Implementation Details

In-memory Cache

The cache is implemented as a simple in-memory dictionary. This approach was chosen for simplicity and educational value. It means:

  • Cache is not persistent across program restarts
  • Cache is not shared between different processes
  • Cache size is not explicitly limited (could grow large with many requests)
# Format: { "url": (timestamp, data) }
_cache = {}

Error Return Patterns

The package supports two error handling patterns:

Basic Pattern

The default approach returns error messages as strings:

# To return an error
return f"Error: {error_message}"

# To check for errors
if isinstance(result, str) and result.startswith("Error:"):
    # Handle error
else:
    # Process valid result

This pattern was chosen to make error handling more accessible to beginners.

Metadata Pattern

The advanced approach with with_metadata=True returns a ResponseWrapper with error details:

# Get response with metadata
response = get_weather(location="...", with_metadata=True)

# Check metadata for errors
if isinstance(response, ResponseWrapper):
    if response.metadata.error_type:
        print(f"Error occurred: {response.metadata.error_type}")
        print(f"Error message: {response.metadata.error_message}")

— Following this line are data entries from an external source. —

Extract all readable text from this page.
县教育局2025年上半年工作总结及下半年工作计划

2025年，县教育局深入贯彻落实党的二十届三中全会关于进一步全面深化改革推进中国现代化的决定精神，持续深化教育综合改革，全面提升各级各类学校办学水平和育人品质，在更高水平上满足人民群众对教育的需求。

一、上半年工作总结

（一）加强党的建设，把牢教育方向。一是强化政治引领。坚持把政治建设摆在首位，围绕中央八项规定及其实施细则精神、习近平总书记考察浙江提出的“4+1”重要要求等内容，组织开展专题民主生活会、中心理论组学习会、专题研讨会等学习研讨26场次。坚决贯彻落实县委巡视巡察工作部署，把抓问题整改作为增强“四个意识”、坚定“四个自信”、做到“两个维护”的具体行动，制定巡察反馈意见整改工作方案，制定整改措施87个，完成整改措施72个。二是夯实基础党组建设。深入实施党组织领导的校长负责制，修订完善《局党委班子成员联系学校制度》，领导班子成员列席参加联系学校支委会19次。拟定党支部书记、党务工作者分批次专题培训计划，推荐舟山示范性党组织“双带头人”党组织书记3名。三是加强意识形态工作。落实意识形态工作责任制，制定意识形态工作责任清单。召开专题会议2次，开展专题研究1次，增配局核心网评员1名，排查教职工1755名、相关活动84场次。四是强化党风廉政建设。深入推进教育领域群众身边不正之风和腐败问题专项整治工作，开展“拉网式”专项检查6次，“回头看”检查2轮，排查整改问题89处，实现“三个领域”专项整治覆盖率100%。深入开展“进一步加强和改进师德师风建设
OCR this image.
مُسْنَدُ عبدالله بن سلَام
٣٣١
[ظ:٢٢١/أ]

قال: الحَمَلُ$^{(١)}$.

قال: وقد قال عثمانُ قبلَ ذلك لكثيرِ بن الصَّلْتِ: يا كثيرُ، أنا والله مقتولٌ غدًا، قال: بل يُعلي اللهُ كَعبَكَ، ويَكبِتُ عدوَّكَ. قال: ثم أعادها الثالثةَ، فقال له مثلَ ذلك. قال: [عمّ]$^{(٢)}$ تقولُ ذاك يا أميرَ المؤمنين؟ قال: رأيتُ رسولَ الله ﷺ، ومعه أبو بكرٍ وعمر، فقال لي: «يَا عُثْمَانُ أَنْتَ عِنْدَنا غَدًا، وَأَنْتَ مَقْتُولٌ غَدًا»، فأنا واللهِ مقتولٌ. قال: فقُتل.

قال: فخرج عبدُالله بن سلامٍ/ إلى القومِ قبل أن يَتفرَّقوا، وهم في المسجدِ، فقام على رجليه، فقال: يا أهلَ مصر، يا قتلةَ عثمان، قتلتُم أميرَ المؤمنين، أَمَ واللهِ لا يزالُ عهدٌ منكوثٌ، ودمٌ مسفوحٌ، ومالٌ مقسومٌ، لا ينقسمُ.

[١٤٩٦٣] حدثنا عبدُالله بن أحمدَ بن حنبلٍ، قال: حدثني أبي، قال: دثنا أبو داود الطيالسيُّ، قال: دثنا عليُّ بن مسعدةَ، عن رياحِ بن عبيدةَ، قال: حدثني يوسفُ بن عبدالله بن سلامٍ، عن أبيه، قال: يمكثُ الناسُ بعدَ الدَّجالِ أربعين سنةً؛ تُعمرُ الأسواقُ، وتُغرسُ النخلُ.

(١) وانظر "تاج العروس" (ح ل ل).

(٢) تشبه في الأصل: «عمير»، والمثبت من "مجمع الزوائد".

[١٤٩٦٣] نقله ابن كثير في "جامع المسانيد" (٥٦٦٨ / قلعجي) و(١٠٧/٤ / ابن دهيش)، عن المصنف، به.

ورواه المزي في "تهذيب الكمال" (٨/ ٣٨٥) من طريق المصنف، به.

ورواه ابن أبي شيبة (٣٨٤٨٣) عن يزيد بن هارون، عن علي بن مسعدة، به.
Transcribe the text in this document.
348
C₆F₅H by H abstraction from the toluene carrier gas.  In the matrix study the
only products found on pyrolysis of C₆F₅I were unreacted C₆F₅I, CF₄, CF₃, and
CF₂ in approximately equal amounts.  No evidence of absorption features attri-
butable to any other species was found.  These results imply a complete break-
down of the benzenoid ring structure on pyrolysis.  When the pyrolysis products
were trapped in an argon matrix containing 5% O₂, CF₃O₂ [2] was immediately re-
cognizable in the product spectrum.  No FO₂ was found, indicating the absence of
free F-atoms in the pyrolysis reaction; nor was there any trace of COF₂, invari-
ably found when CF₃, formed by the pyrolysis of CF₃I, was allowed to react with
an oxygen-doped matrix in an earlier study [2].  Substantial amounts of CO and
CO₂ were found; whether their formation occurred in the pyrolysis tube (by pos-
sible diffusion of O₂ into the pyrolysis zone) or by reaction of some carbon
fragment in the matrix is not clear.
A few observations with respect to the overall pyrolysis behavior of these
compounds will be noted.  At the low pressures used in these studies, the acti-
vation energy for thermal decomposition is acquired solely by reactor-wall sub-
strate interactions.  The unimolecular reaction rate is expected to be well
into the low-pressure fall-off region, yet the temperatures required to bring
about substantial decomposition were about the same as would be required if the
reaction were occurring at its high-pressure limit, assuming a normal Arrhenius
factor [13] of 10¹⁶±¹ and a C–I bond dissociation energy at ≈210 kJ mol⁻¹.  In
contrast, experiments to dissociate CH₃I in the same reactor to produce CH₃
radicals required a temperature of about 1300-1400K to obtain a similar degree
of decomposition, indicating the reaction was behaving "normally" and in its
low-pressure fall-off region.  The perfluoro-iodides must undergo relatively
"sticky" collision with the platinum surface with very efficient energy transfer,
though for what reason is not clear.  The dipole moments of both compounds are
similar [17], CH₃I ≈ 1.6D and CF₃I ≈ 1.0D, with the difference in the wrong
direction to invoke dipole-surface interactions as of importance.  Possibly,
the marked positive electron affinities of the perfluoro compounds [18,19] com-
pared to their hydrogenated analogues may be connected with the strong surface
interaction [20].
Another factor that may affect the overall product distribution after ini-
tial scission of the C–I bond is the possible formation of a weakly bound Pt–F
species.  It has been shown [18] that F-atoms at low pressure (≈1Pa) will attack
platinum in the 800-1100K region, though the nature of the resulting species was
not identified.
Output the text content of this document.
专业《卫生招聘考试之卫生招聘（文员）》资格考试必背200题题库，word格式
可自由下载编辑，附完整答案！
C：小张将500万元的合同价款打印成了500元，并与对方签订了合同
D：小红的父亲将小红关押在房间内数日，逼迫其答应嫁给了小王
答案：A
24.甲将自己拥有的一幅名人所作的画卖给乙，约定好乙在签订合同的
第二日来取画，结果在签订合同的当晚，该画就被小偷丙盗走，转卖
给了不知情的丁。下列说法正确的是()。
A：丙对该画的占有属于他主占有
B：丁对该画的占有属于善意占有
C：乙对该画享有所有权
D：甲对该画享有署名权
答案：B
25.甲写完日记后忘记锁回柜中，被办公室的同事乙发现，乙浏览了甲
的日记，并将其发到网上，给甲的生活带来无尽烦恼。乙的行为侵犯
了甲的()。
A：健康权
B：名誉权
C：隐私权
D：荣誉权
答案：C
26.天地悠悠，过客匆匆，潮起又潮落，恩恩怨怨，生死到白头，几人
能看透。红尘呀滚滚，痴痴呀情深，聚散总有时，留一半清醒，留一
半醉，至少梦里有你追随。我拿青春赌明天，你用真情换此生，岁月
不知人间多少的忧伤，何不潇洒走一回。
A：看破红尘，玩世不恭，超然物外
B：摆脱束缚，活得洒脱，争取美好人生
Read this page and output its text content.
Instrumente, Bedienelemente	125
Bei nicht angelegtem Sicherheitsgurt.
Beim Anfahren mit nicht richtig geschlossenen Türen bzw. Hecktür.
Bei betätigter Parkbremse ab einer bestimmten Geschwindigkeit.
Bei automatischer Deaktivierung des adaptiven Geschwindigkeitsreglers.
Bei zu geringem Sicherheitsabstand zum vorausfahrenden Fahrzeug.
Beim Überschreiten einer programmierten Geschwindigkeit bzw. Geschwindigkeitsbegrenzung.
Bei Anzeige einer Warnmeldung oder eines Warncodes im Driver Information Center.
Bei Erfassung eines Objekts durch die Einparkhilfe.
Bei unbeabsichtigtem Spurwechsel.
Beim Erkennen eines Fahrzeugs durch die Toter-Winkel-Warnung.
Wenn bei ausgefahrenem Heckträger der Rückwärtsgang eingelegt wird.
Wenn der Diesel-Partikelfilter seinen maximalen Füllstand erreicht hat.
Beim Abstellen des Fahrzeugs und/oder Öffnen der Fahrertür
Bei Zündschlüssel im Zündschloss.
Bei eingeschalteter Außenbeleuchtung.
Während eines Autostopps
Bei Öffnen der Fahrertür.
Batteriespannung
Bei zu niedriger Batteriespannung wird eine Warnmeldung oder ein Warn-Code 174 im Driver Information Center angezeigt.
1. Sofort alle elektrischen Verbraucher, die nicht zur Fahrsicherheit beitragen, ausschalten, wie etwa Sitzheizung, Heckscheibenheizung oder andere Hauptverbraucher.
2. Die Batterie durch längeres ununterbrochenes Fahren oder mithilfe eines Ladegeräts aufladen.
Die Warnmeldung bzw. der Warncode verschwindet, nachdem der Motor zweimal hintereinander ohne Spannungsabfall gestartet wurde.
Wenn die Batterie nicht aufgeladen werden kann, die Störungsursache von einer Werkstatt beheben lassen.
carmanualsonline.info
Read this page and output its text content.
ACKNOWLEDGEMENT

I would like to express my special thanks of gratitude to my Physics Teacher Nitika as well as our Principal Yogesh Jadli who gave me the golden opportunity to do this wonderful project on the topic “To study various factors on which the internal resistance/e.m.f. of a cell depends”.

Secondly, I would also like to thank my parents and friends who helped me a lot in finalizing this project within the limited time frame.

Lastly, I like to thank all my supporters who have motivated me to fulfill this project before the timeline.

    # The data is always accessible, even in error cases (uses mock data)
    data = response.data
    # Process data...

This approach provides more detailed error information while ensuring there's always usable data.

Format Selection and Response Processing

The package uses the format parameter to determine how to process the response:

if format == "png" or is_png:
    data = response.content  # Return raw bytes for images
elif format == "raw_json":
    data = response.text
    json_data = json.loads(data)
    return json_data  # Return raw Python dictionary
elif format == "json":
    data = response.text
    json_data = json.loads(data)
    weather_response = WeatherResponse.parse_obj(json_data)  # Convert to Pydantic model
    return weather_response
else:
    data = response.text     # Return decoded text

The older is_png parameter is still supported for backward compatibility.

Performance Considerations

Network Efficiency

The built-in caching mechanism is designed to reduce network requests for identical queries, which: - Improves response times for repeated requests - Reduces load on the weather service - Helps avoid rate limiting

Memory Usage

The in-memory cache can potentially consume significant memory if many different locations are queried and cached. Consider:

  • Cache sizes are proportional to the response size (which can vary)
  • No automatic pruning of old entries (only expiration-based removal)
  • No size-based eviction policy

Testing

The package includes unit tests that focus on:

  1. URL construction
  2. Cache functionality
  3. Response handling
  4. Error handling

Tests use mocking to avoid making actual network requests, ensuring tests are fast and reliable.

Extensibility

The package was designed with teaching in mind, but it also provides good extensibility:

  1. Data Models: The Pydantic models can be extended or customized
  2. Mock Data: Mock data can be modified for different testing scenarios
  3. Additional Weather Services: Support could be added for other weather APIs
  4. Advanced Caching: The caching system could be enhanced with persistence
  5. Additional Output Formats: New formats could be added beyond JSON, text, and PNG

Dependencies

The package has two external dependencies:

  1. requests: Used for making HTTP requests to the weather service
  2. Chosen for its simplicity and widespread use
  3. Well-maintained and reliable

  4. pydantic: Used for data validation and parsing

  5. Provides type safety and validation
  6. Makes JSON data easier to work with
  7. Excellent integration with IDEs for autocompletion

Both dependencies are widely used and well-maintained, minimizing potential issues.